There were also six cases of severe rash, one heart attack and one case of psychosis. Therapy was discontinued by 21% of people with F3 or F4 fibrosis due to a serious adverse event.

The investigators conclude that triple-drug therapy incorporating the currently licensed protease inhibitors for people with advanced liver disease is associated with poor outcomes, high rates of severe adverse events, and in some case, death due to sepsis. “These patients may benefit from antibiotic prophylaxis on triple therapy.”

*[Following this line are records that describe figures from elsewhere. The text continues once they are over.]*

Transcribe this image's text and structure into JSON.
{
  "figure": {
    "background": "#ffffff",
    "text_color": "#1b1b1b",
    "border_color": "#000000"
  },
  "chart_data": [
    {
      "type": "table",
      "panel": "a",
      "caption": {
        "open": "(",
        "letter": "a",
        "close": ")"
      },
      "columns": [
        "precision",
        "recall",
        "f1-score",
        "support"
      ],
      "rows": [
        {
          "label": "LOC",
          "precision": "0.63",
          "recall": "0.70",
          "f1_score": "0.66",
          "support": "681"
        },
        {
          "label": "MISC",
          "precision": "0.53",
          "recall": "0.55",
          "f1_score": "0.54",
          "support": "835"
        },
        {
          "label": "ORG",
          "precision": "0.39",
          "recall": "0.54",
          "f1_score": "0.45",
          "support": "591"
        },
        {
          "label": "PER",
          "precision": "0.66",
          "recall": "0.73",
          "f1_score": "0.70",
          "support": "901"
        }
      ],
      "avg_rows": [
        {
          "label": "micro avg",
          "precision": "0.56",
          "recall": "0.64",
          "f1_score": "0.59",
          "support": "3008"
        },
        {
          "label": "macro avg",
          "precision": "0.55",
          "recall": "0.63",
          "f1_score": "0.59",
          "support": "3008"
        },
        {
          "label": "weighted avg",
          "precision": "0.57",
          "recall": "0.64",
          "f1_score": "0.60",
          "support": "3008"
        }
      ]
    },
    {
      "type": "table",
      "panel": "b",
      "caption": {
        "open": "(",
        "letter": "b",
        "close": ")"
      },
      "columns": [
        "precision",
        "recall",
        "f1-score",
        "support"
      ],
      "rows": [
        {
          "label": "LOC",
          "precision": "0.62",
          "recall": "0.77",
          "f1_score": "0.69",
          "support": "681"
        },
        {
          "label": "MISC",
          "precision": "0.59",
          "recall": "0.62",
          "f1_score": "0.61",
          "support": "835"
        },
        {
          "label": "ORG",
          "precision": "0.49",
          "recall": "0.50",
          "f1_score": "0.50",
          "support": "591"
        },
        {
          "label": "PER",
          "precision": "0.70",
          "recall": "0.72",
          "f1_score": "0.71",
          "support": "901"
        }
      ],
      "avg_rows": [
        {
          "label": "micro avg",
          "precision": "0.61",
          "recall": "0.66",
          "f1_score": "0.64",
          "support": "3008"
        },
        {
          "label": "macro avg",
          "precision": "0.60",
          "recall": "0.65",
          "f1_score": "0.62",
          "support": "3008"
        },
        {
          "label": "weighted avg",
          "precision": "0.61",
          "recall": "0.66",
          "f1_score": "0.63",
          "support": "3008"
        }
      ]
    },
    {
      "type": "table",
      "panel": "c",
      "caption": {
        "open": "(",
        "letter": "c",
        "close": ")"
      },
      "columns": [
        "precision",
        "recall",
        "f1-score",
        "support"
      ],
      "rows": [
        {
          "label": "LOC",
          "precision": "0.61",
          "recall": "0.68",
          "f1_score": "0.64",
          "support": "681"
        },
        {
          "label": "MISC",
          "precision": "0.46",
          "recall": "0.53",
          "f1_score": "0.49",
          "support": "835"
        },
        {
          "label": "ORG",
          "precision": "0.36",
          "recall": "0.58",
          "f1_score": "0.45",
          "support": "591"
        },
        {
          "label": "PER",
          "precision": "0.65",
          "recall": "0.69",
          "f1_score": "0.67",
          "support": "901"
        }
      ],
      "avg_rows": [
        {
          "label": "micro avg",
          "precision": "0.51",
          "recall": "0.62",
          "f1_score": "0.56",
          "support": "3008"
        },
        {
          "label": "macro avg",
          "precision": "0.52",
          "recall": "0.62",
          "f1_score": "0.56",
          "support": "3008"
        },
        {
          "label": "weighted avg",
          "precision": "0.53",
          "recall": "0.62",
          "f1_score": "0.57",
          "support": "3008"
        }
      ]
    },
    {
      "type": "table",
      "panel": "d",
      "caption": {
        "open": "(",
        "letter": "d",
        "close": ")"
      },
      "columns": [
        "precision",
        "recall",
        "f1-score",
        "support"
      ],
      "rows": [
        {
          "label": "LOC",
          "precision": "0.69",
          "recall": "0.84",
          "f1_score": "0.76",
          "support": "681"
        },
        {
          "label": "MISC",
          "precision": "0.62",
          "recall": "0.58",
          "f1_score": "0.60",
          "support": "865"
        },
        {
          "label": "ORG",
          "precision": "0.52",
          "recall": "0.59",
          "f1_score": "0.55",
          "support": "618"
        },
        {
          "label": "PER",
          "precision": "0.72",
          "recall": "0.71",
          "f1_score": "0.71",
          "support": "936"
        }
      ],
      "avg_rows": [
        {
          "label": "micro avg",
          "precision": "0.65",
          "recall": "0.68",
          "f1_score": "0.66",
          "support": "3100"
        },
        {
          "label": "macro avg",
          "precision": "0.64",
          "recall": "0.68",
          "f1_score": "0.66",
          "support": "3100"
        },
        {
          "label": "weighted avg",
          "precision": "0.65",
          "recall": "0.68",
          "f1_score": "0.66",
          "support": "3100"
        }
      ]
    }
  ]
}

Fontaine H et al. SVR12 rates and safety of triple therapy including telaprevir or boceprevir in 221 cirrhotic non responders treated in the French Early Access Program (ANRS CO20-CUPIC). 48th Annual Meeting of the European Association for the Study of the Liver, Amsterdam, abstract 60, 2013.

Rutter K et al. Safety of triple therapy with telaprevir or boceprevir in hepatitis C patients with advanced liver disease – predictive factors for sepsis. 48th Annual Meeting of the European Association for the Study of the Liver, Amsterdam, abstract 65, 2013.